Concern over the low rate of retirement savings among Americans and a lack of access to workplace plans for many workers has led some state governments to create their own savings programs that employers are required to administer. For example, California, Connecticut, Illinois, Maryland and Oregon have developed, or are developing, programs requiring employers that do not offer employees other retirement savings arrangements to automatically enroll employees in tax-favored IRAs funded by payroll deductions, unless the employees affirmatively opt out.
The broad scope of ERISA coverage, and that statute's preemption of state laws creating private-sector employee benefit plans, has prevented wider state adoption of auto-IRAs. Some states and other stakeholders have expressed concern that state payroll deduction savings programs may cause ERISA-covered employers to inadvertently establish ERISA-triggering plans.
To get around these impediments and facilitate state adoption of auto-IRA programs, the final rule provides an ERISA safe harbor under which, if certain conditions are satisfied, neither a state nor an employer will be deemed to be establishing or maintaining a pension plan subject to ERISA by setting up a payroll deduction savings program.
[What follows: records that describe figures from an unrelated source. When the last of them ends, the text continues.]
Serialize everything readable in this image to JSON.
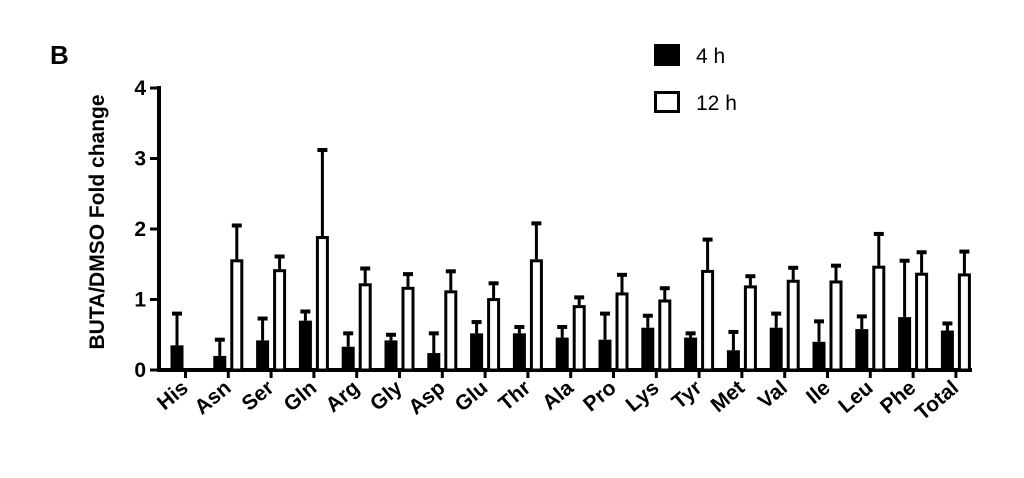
{
  "panel_label": "B",
  "chart_data": {
    "type": "bar",
    "title": "",
    "xlabel": "",
    "ylabel": "BUTA/DMSO Fold change",
    "ylim": [
      0,
      4
    ],
    "yticks": [
      0,
      1,
      2,
      3,
      4
    ],
    "categories": [
      "His",
      "Asn",
      "Ser",
      "Gln",
      "Arg",
      "Gly",
      "Asp",
      "Glu",
      "Thr",
      "Ala",
      "Pro",
      "Lys",
      "Tyr",
      "Met",
      "Val",
      "Ile",
      "Leu",
      "Phe",
      "Total"
    ],
    "legend_position": "top-right",
    "grid": false,
    "series": [
      {
        "name": "4 h",
        "fill": "#000000",
        "values": [
          0.35,
          0.2,
          0.42,
          0.7,
          0.33,
          0.42,
          0.24,
          0.52,
          0.52,
          0.46,
          0.43,
          0.6,
          0.46,
          0.28,
          0.6,
          0.4,
          0.58,
          0.75,
          0.56
        ],
        "errors": [
          0.45,
          0.23,
          0.31,
          0.13,
          0.19,
          0.08,
          0.28,
          0.16,
          0.09,
          0.15,
          0.37,
          0.17,
          0.06,
          0.26,
          0.2,
          0.29,
          0.18,
          0.8,
          0.1
        ]
      },
      {
        "name": "12 h",
        "fill": "#ffffff",
        "values": [
          0,
          1.57,
          1.43,
          1.9,
          1.23,
          1.18,
          1.13,
          1.02,
          1.57,
          0.92,
          1.1,
          1.0,
          1.42,
          1.2,
          1.28,
          1.27,
          1.48,
          1.38,
          1.37
        ],
        "errors": [
          0,
          0.48,
          0.18,
          1.22,
          0.21,
          0.18,
          0.27,
          0.21,
          0.51,
          0.11,
          0.25,
          0.16,
          0.43,
          0.13,
          0.17,
          0.21,
          0.45,
          0.29,
          0.31
        ]
      }
    ]
  }
}
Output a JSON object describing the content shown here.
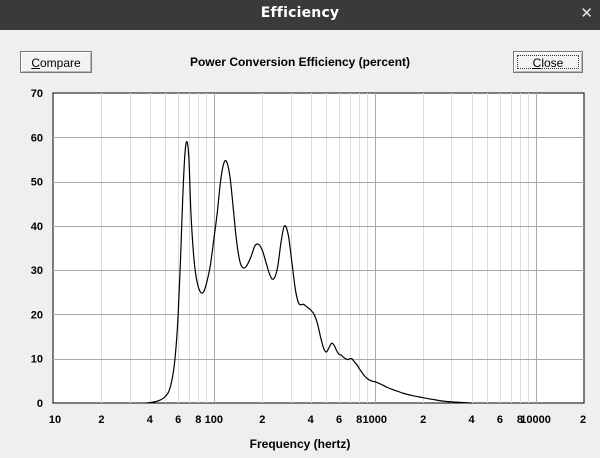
{
  "window": {
    "title": "Efficiency",
    "close_glyph": "✕"
  },
  "toolbar": {
    "compare_label_u": "C",
    "compare_label_rest": "ompare",
    "close_label_u": "C",
    "close_label_rest": "lose"
  },
  "chart_data": {
    "type": "line",
    "title": "Power Conversion Efficiency (percent)",
    "xlabel": "Frequency (hertz)",
    "ylabel": "",
    "x_scale": "log",
    "xlim": [
      10,
      20000
    ],
    "ylim": [
      0,
      70
    ],
    "y_ticks": [
      0,
      10,
      20,
      30,
      40,
      50,
      60,
      70
    ],
    "x_tick_labels": [
      {
        "value": 10,
        "label": "10"
      },
      {
        "value": 20,
        "label": "2"
      },
      {
        "value": 40,
        "label": "4"
      },
      {
        "value": 60,
        "label": "6"
      },
      {
        "value": 80,
        "label": "8"
      },
      {
        "value": 100,
        "label": "100"
      },
      {
        "value": 200,
        "label": "2"
      },
      {
        "value": 400,
        "label": "4"
      },
      {
        "value": 600,
        "label": "6"
      },
      {
        "value": 800,
        "label": "8"
      },
      {
        "value": 1000,
        "label": "1000"
      },
      {
        "value": 2000,
        "label": "2"
      },
      {
        "value": 4000,
        "label": "4"
      },
      {
        "value": 6000,
        "label": "6"
      },
      {
        "value": 8000,
        "label": "8"
      },
      {
        "value": 10000,
        "label": "10000"
      },
      {
        "value": 20000,
        "label": "2"
      }
    ],
    "grid": true,
    "series": [
      {
        "color": "#000000",
        "x": [
          38,
          42,
          46,
          50,
          53,
          56,
          58,
          60,
          62,
          64,
          66,
          68,
          70,
          72,
          75,
          78,
          82,
          86,
          90,
          95,
          100,
          105,
          110,
          115,
          120,
          126,
          132,
          138,
          145,
          152,
          160,
          170,
          180,
          190,
          200,
          210,
          220,
          230,
          240,
          250,
          262,
          275,
          290,
          305,
          320,
          330,
          340,
          350,
          360,
          370,
          385,
          400,
          420,
          440,
          460,
          480,
          500,
          520,
          540,
          560,
          580,
          600,
          620,
          640,
          660,
          680,
          700,
          720,
          740,
          760,
          780,
          800,
          830,
          860,
          900,
          950,
          1000,
          1100,
          1200,
          1300,
          1400,
          1500,
          1700,
          2000,
          2300,
          2700,
          3200,
          3700,
          4000
        ],
        "y": [
          0,
          0.2,
          0.6,
          1.5,
          3,
          7,
          12,
          20,
          32,
          46,
          56,
          59,
          55,
          43,
          33,
          28,
          25.2,
          25,
          27,
          31,
          37,
          43,
          50,
          54,
          54.5,
          51,
          44,
          37,
          32,
          30.5,
          31,
          33,
          35.5,
          35.8,
          34.5,
          32,
          29.5,
          28,
          28.5,
          31,
          36.5,
          40,
          38,
          32,
          26,
          23.5,
          22.3,
          22.2,
          22.3,
          22,
          21.5,
          21,
          20,
          18,
          15,
          12.5,
          11.5,
          12.5,
          13.5,
          13,
          11.8,
          11,
          10.8,
          10.3,
          10,
          9.8,
          10,
          10,
          9.5,
          9,
          8.5,
          7.8,
          7,
          6.2,
          5.5,
          5,
          4.8,
          4.2,
          3.5,
          3,
          2.6,
          2.2,
          1.7,
          1.2,
          0.8,
          0.4,
          0.2,
          0.05,
          0
        ]
      }
    ]
  }
}
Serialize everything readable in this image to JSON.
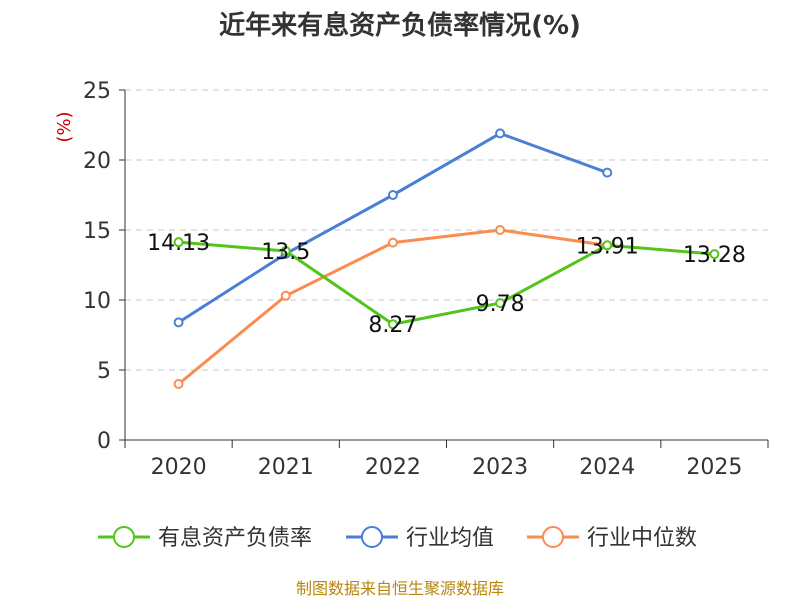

Most of the conditions relate to the states' roles and responsibilities in these programs.
Conditions for the states include that the programs must:
- Be established and administered by the state;
- Provide for a limited employer role; and
- Be voluntary for employees.
In addition, states must invest the employees' savings and take responsibility for selecting employees' investment options.
In states that pass a law requiring employers to offer an auto-IRA program, the safe harbor requires employers to:
- Limit their activities to those that are ministerial, such as making payroll deductions and remitting the deductions to the program;
- Distribute to employees official state notices about the program;
- Keep records of the payroll deductions and remittances made;
- Provide information needed by the state to operate the program; and
- Not contribute their own funds to the IRAs.
Other conditions of the ERISA safe harbor relate to employee rights (i.e., the right to opt out; the right to receive advance notice and full program information; and the right to seek enforcement action).
The final rule does not prohibit states from taking additional or different action or from experimenting with other programs or arrangements. States may provide economic incentives to employers that offer an auto-IRA program if they are "narrowly tailored" to reimbursing employers for their administrative costs. States are prohibited from rewarding employers as an incentive to participate in a state program in lieu of establishing employee pension benefit plans.
The final rule, which takes effect October 31, 2016, clears the way for more states to pass laws requiring employers to offer auto-IRAs if they do not offer other retirement savings plan options. Employers that do not currently offer their employees a retirement savings plan should keep abreast of potential state legislation in this area.